AMI was a complication addressed in three articles in this review^[15,22,28]^. In the study by Abdel-Aleem et al.^[15]^ (2021), although 6% of the patients developed AMI in the postoperative period, there were no significant differences in preoperative NT-proBNP levels between patients with and without this complication (P = 0.397). The studies by Schachner et al.^[28]^ (2010) and Holm et al.^[22]^ (2013) also did not show a statistically significant association (P = 0.458 and P = 0.130, respectively).
The study by Tanaka et al.^[37]^ (2021) identified that the group with reduced NT-proBNP biomarker independently had a 1.5-fold lower risk of developing the composite outcome, including rehospitalization due to worsening HF (95% CI: 1.03 – 2.17; P = 0.03).

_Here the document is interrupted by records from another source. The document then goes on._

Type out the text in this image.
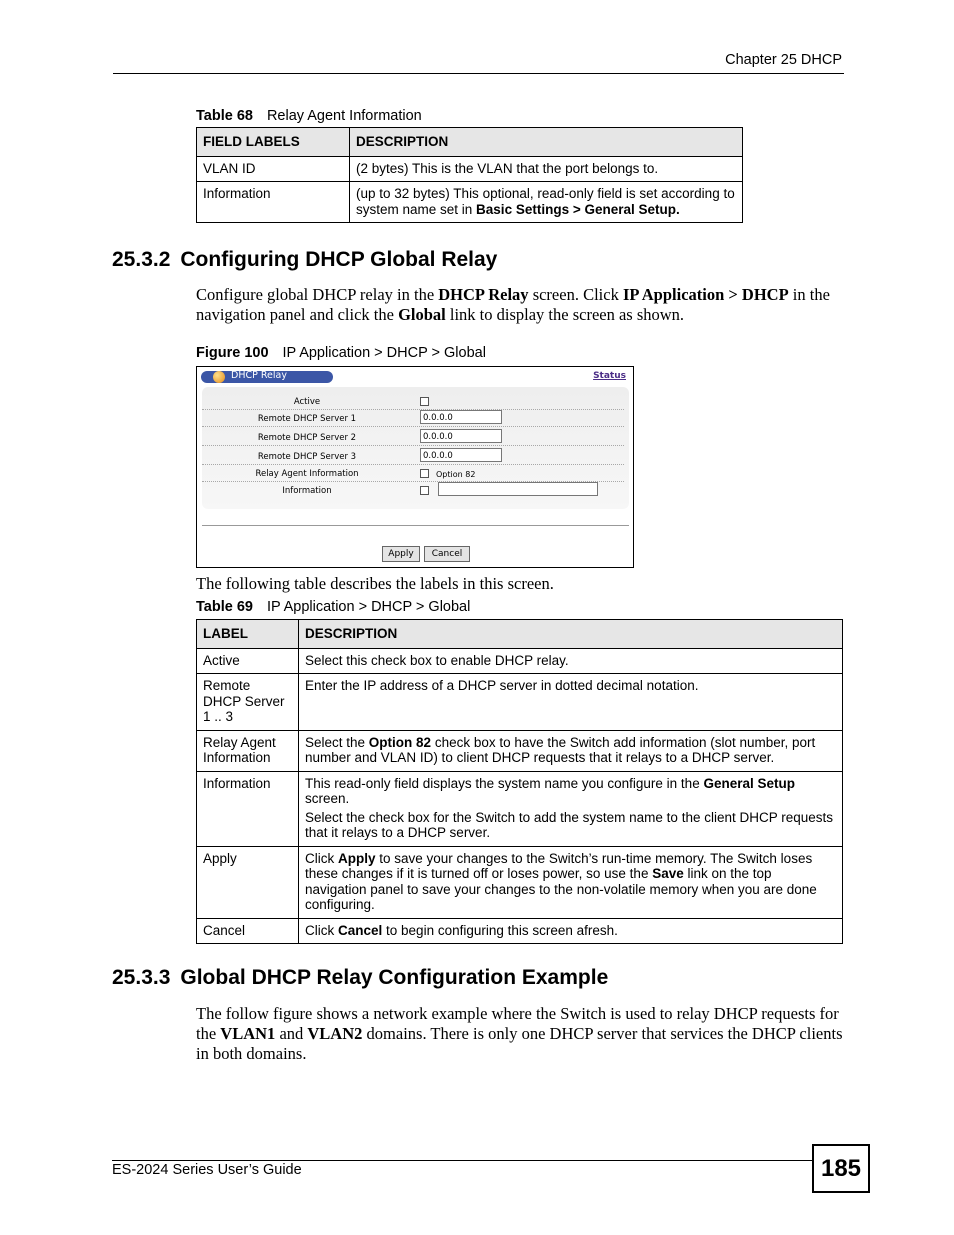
Chapter 25 DHCP
Table 68 Relay Agent Information
FIELD LABELS	DESCRIPTION
VLAN ID	(2 bytes) This is the VLAN that the port belongs to.
Information	(up to 32 bytes) This optional, read-only field is set according to system name set in Basic Settings > General Setup.
25.3.2 Configuring DHCP Global Relay
Configure global DHCP relay in the DHCP Relay screen. Click IP Application > DHCP in the navigation panel and click the Global link to display the screen as shown.
Figure 100 IP Application > DHCP > Global
DHCP Relay	Status
Active
Remote DHCP Server 1	0.0.0.0
Remote DHCP Server 2	0.0.0.0
Remote DHCP Server 3	0.0.0.0
Relay Agent Information	Option 82
Information
Apply	Cancel
The following table describes the labels in this screen.
Table 69 IP Application > DHCP > Global
LABEL	DESCRIPTION
Active	Select this check box to enable DHCP relay.
Remote DHCP Server 1 .. 3	Enter the IP address of a DHCP server in dotted decimal notation.
Relay Agent Information	Select the Option 82 check box to have the Switch add information (slot number, port number and VLAN ID) to client DHCP requests that it relays to a DHCP server.
Information	This read-only field displays the system name you configure in the General Setup screen.

Select the check box for the Switch to add the system name to the client DHCP requests that it relays to a DHCP server.

Apply	Click Apply to save your changes to the Switch’s run-time memory. The Switch loses these changes if it is turned off or loses power, so use the Save link on the top navigation panel to save your changes to the non-volatile memory when you are done configuring.
Cancel	Click Cancel to begin configuring this screen afresh.
25.3.3 Global DHCP Relay Configuration Example
The follow figure shows a network example where the Switch is used to relay DHCP requests for the VLAN1 and VLAN2 domains. There is only one DHCP server that services the DHCP clients in both domains.
ES-2024 Series User’s Guide	185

Also, the study by Jiang et al.^[51]^ (2018) evaluated 2,978 patients and identified that preoperative NT-proBNP demonstrated an independent and significant association with postoperative severe heart failure (PSHF) in patients with coronary artery disease (CAD) and mitral regurgitation (P < 0.0001) and also with mitral stenosis (P = 0.047). In the multivariate analysis, NT-proBNP 855 ng/L emerged as an independent risk factor for PSHF in patients with CAD (adjusted OR 2.87; 95% CI: 1.56 – 5.30; P = 0.001).
Three articles^[3,28,58]^ evaluated the relationship between NT-proBNP and infections, from which only the study by Polineni et al.^[3]^ (2018), with a sample of 1,544 patients divided into tertiles and two groups based on the mean NT-proBNP value, demonstrated in the univariate analysis of the data an association between NT-proBNP and pneumonia (95% CI = 1,070 – 1,250); however, in the multivariate analysis, the association was not confirmed. Therefore, in none of the studies a relevant association was found between preoperative NT-proBNP values and the occurrence of infection in patients undergoing cardiac surgery.

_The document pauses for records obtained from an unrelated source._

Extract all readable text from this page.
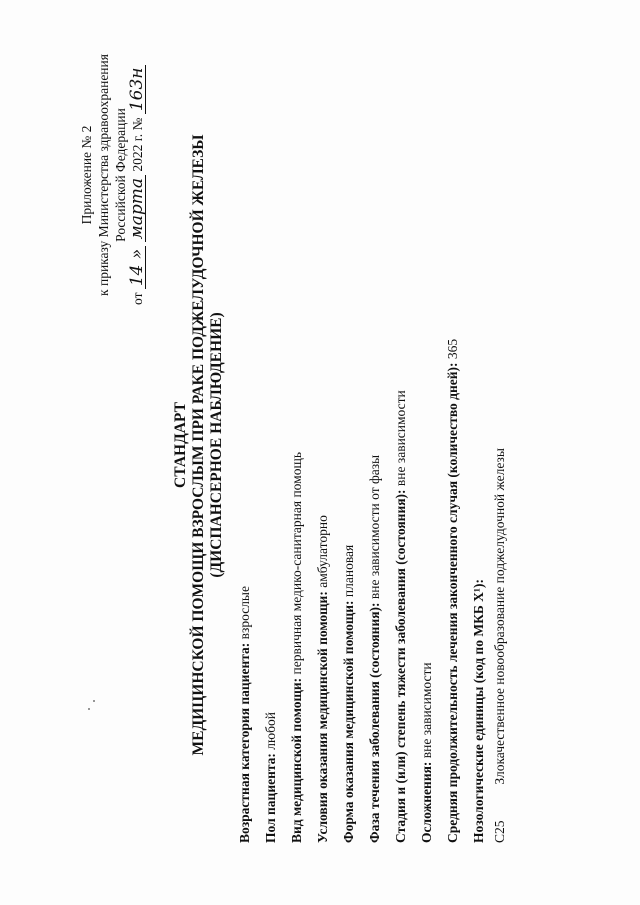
Приложение № 2 к приказу Министерства здравоохранения Российской Федерации
от 14 » марта 2022 г. № 163н
СТАНДАРТ МЕДИЦИНСКОЙ ПОМОЩИ ВЗРОСЛЫМ ПРИ РАКЕ ПОДЖЕЛУДОЧНОЙ ЖЕЛЕЗЫ (ДИСПАНСЕРНОЕ НАБЛЮДЕНИЕ)
Возрастная категория пациента: взрослые
Пол пациента: любой Вид медицинской помощи: первичная медико-санитарная помощь
Условия оказания медицинской помощи: амбулаторно
Форма оказания медицинской помощи: плановая
Фаза течения заболевания (состояния): вне зависимости от фазы Стадия и (или) степень тяжести заболевания (состояния): вне зависимости
Осложнения: вне зависимости Средняя продолжительность лечения законченного случая (количество дней): 365
Нозологические единицы (код по МКБ X¹): C25 Злокачественное новообразование поджелудочной железы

Regarding postoperative delirium, only two articles studied the topic. Of these, only the study by Cai et al.^[46]^ (2020) demonstrated a significant and independent association (OR 1.240, 95% CI 1.010 – 1.520; P = 0.033) between preoperative NT-proBNP and the occurrence of this outcome.
In five studies, no association was found between pre-surgical NT-proBNP and any of the outcomes studied, those are: Abdel-Aleem et al.^[15]^ (2021), Lindiman et al.^[53]^ (2018), Arribas-Leal et al.^[16]^ (2007), Weber et al.^[38]^ (2006), and Chen et al.^[19]^ (2013). It is important to note that the absence of an association in certain studies underscores the heterogeneity of the surgical population and the potential influence of various factors on the relationship between NT-proBNP and postoperative outcomes. In addition, most studies evaluated surgeries used in different cardiac anatomical sites, which affects their recovery and complications, justifying possible disparities found. Another point worth noting was the scarcity of sample calculations to validate the representativeness of the studies.
In this systematic review, we found that the PEDro score was lower than expected due to the nature of the articles. Retrospective articles could not score positively on Question 3, for example. Likewise, these are not randomized studies, blinding patients and evaluators became unfeasible. Furthermore, the significant variability in NT-proBNP levels observed between the case and control groups made it challenging to achieve homogeneity among the study populations. This variability may have contributed to the high proportion of negative responses for Question 3 of the PEDro scale, which assesses the use of appropriate control groups.
Limitations
There were no limitations to the current study.
CONCLUSION
Pre-surgical NT-proBNP is a good independent biomarker to predict mortality, prolonged ICU stay, and LCO. Further studies are needed to evaluate its efficacy to independently predict postoperative AKI, new AF, cerebrovascular events, length of hospital stay, hospital readmission for cardiac causes, and postoperative delirium.